We’re in it–holiday party season. Whether it’s chatting up your boss at your work party, or charming your significant other’s family over dinner, you’re going to need something to talk about in the coming weeks. Here’s what we’ve been reading lately.
1. It’s a heavy shopping time of the year (check out all our holiday gifting coverage, if you’re still in a buying mood). Some parents, though, have had it with all the toys, clutter and kid junk, and are taking drastic steps toward minimalism, with interesting results.
3. Racism, police brutality and the deep flaws in our justice system are THE issues of the day. At The Atlantic, Peter Beinart argues that if Eric Garner, the Staten Island man killed by an NYPD chokehold, had been white, he would now be a Tea Party cause celebre and martyr. Chris Rock told Frank Rich that “racial progress” has nothing to do with black people and everything to do with the gradual decline of white ignorance. Salon counseled Democrats on how to address systemic racism in a meaningful way, and our own borough president, Eric Adams, a former NYPD officer, took to the pages of The New York Times to explain and condemn the police culture that led to Garner’s death.
4. Doughnuts are everywhere, again, or still, depending on how you look at it. We checked out Cream, a fancy new sweets shop in Bay Ridge. A Doughnut Plant branch opened on Flatbush and Bergen, the first in Brooklyn, and no less an authority than The New York Times weighed in on the best doughnuts in the city (Pies ‘n’ Thighs and Peter Pan made the cut, Dough, surprisingly, did not).
5. Everyone is listening to Serial (including us), the most successful podcast of all time. So much so that there is a backlash against it, invoking white privilege, and a backlash against the backlash.
6. The Millenials’ sense of entitlement has been well documented (and felt first-hand by many of us latch-key kids). But it has served them particularly well in their taste for good beer. Almost half of this generation has never tried Budweiser, because they know better, and because PBR, which is equally shitty, has maintained its association with old men drinking in VFWs and thus is way cooler. (It claims it’s done this without spending a dime on adverting but we distinctly remember a painted sign for PBR on McGuinness Blvd. a year ago.) Budweiser is now playing catch-up and targeting the young’uns with vintage branding and men in plaid. Meanwhile craft beer is booming–a movement Jimmy Carter helped kickstart by legalizing home brewing in 1978.

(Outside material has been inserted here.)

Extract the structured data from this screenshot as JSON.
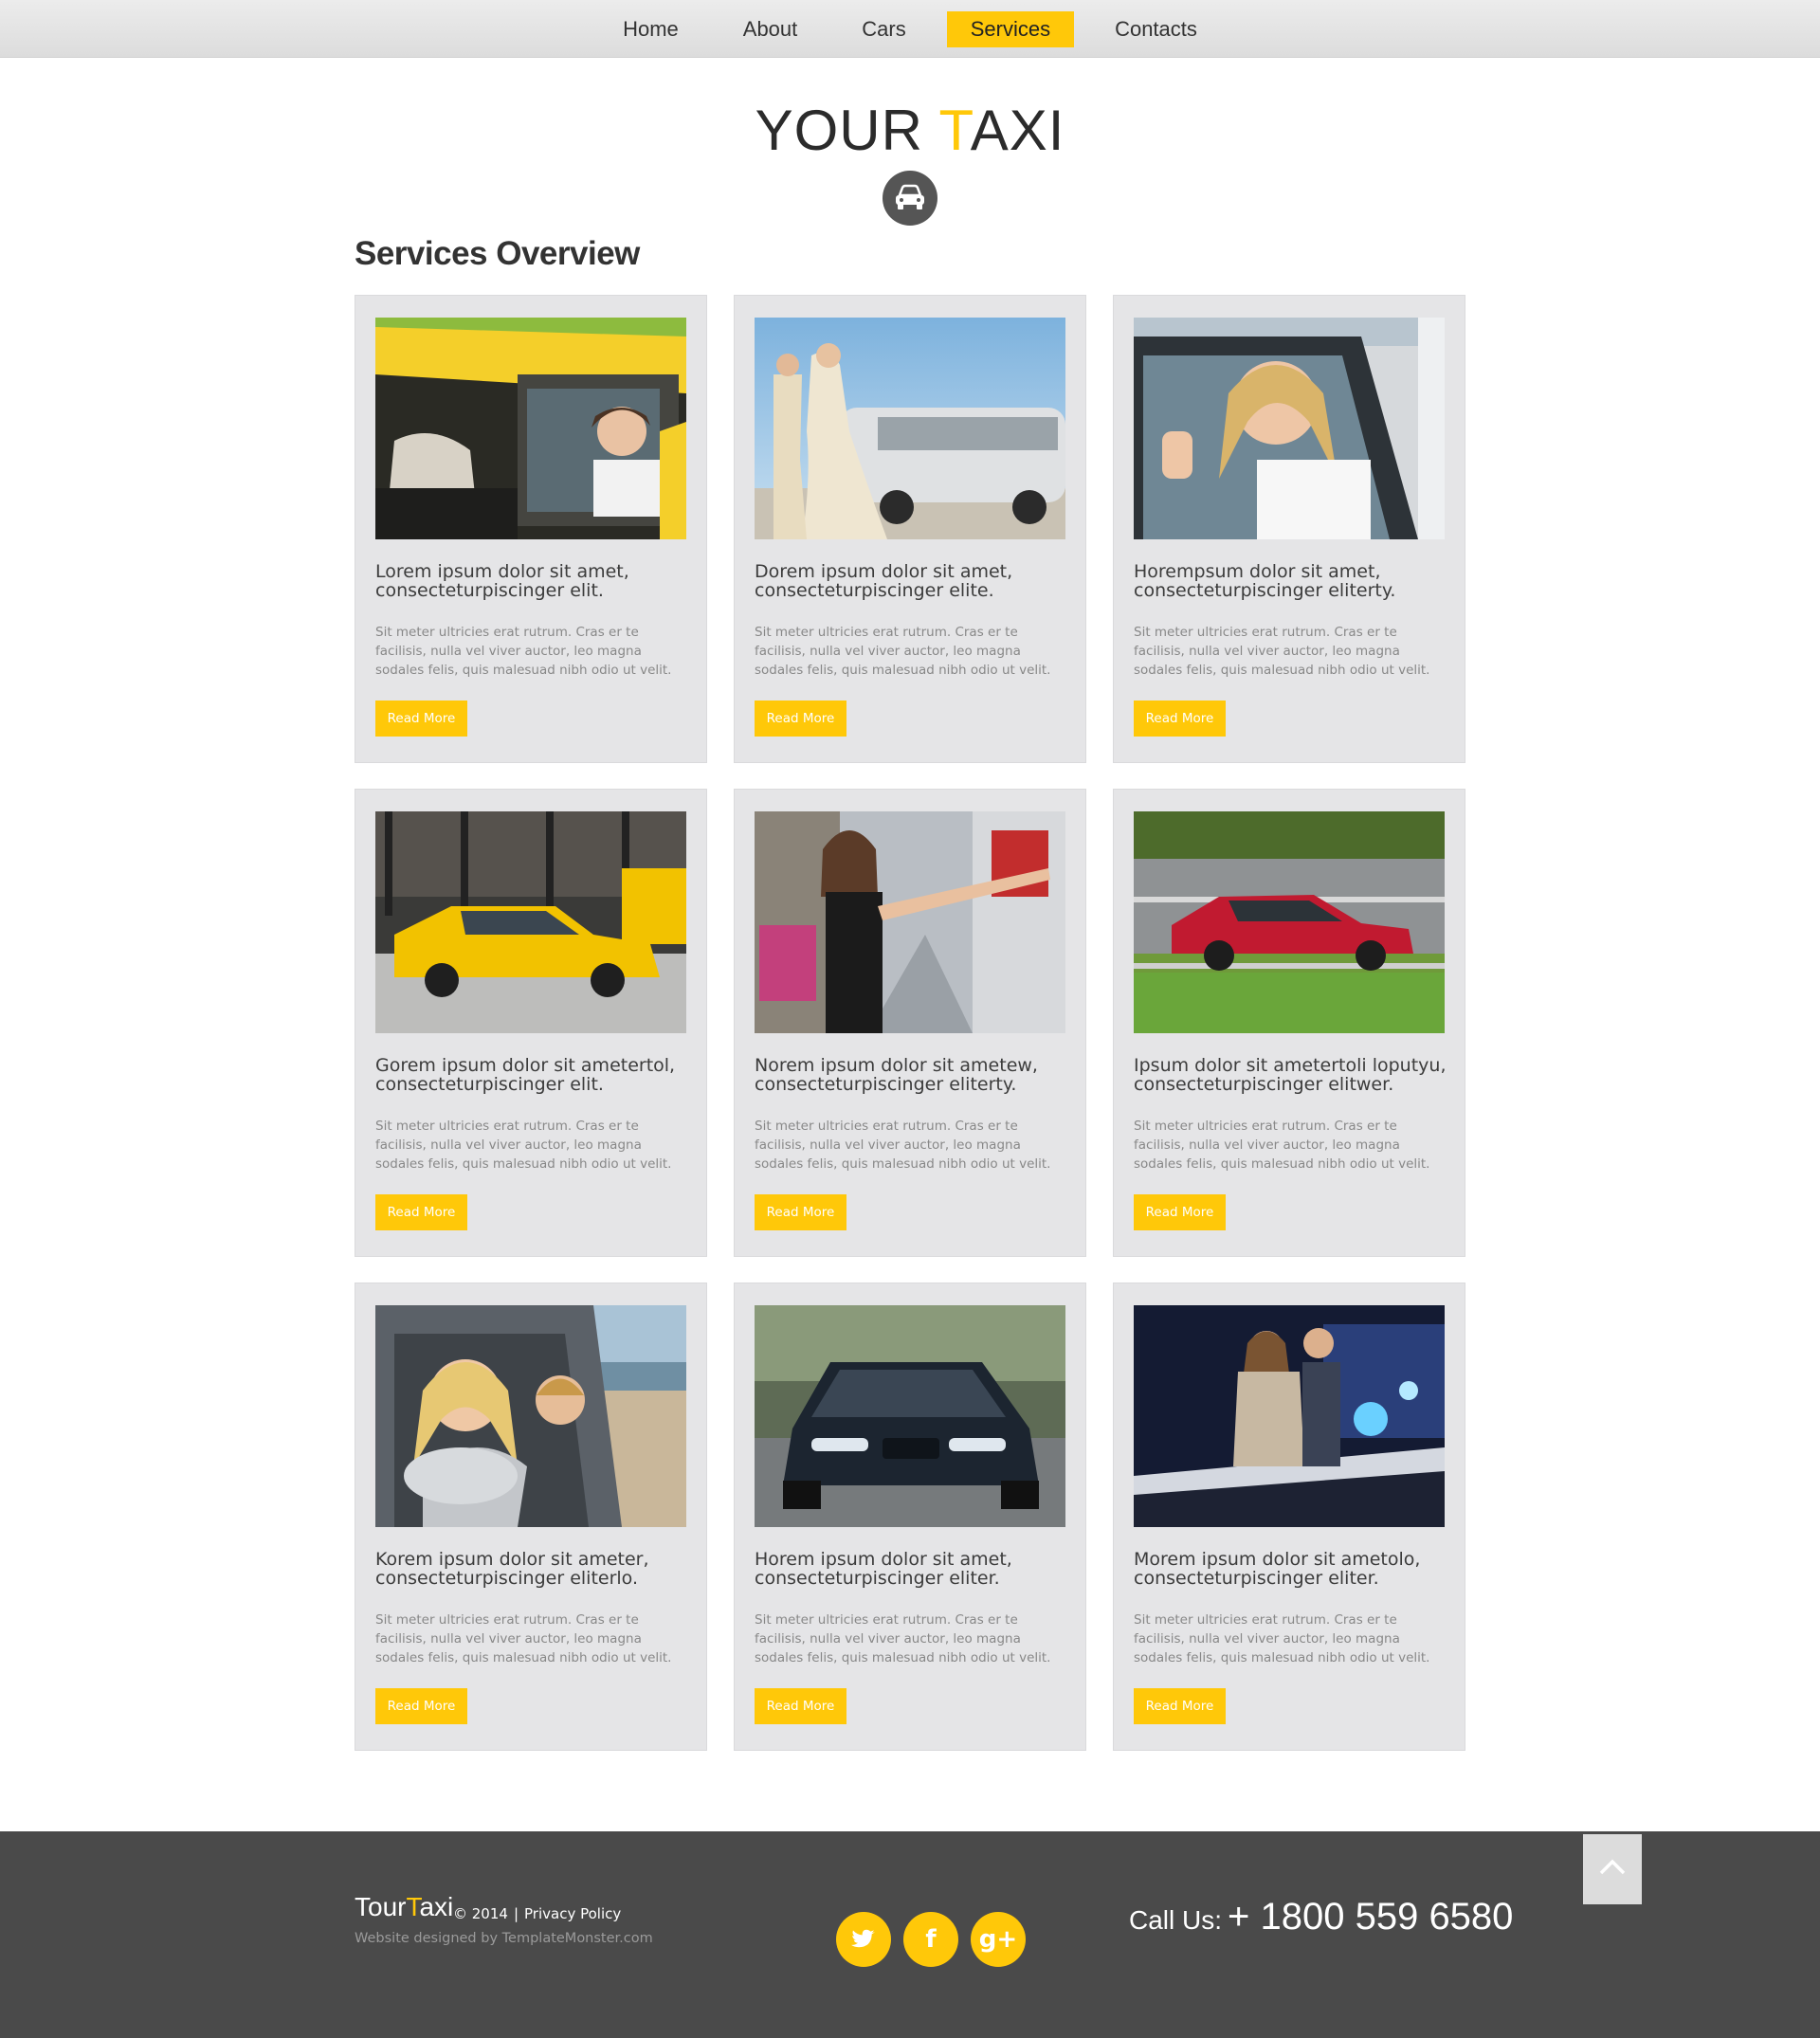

7. You can give New Yorkers a brown box to put food scraps in, but you can’t expect them to separate the plastic out, too. We’re not the only ones, though. Apparently other cities have the same problem obeying the cardinal rule of composting–no inorganic material, ever. The Delaware facility that’s been processing the city’s compost was allowing metals and plastics in its organic “feedstock” (and later separating it out) until its neighbors complained about odors so rank, kids couldn’t play outdoors. It was shut down in late October, and since then, the roughly 36 tons of food scraps and yard waste the city has been collecting from 400 schools and 15 neighborhoods each week has been going to some smaller compost facilities in New York and Connecticut, but also to landfills until a better solution is found.
8. The man who once led tours of the hidden subway tunnel beneath Atlantic Avenue until the city shut him down, and who has also led an unsuccessful mission to restore streetcars in Red Hook, has now been scorned by National Geographic, too. Bob Diamond was working with the media company on a documentary about the tunnel and the discovery of an 1830s steam locomotive inside of it, but was cut out of its production. Clearly this has been a big blow–the $15 million lawsuit is also seeking damages for the mental distress the soured deal has caused him.
9. Beards, they’re not just a clever hipster irony, they’ve always been funny.
10. As New Yorkers, transportation is always on our minds. We discovered a new car service app that actually costs less when demand is higher, and has green ambitions and none of the public image (and asshole) problems of Uber. Companies like Uber and Lyft are squeezing taxi drivers (something we’ve heard anecdotally from car service drivers, too), so much so that taxi medallions are worth less than they used to be, in New York and in other cities around the country. And, this story about a Vermont resident who drives a retired yellow cab he bought on Craigslist for $1,000 really tickled our fancy.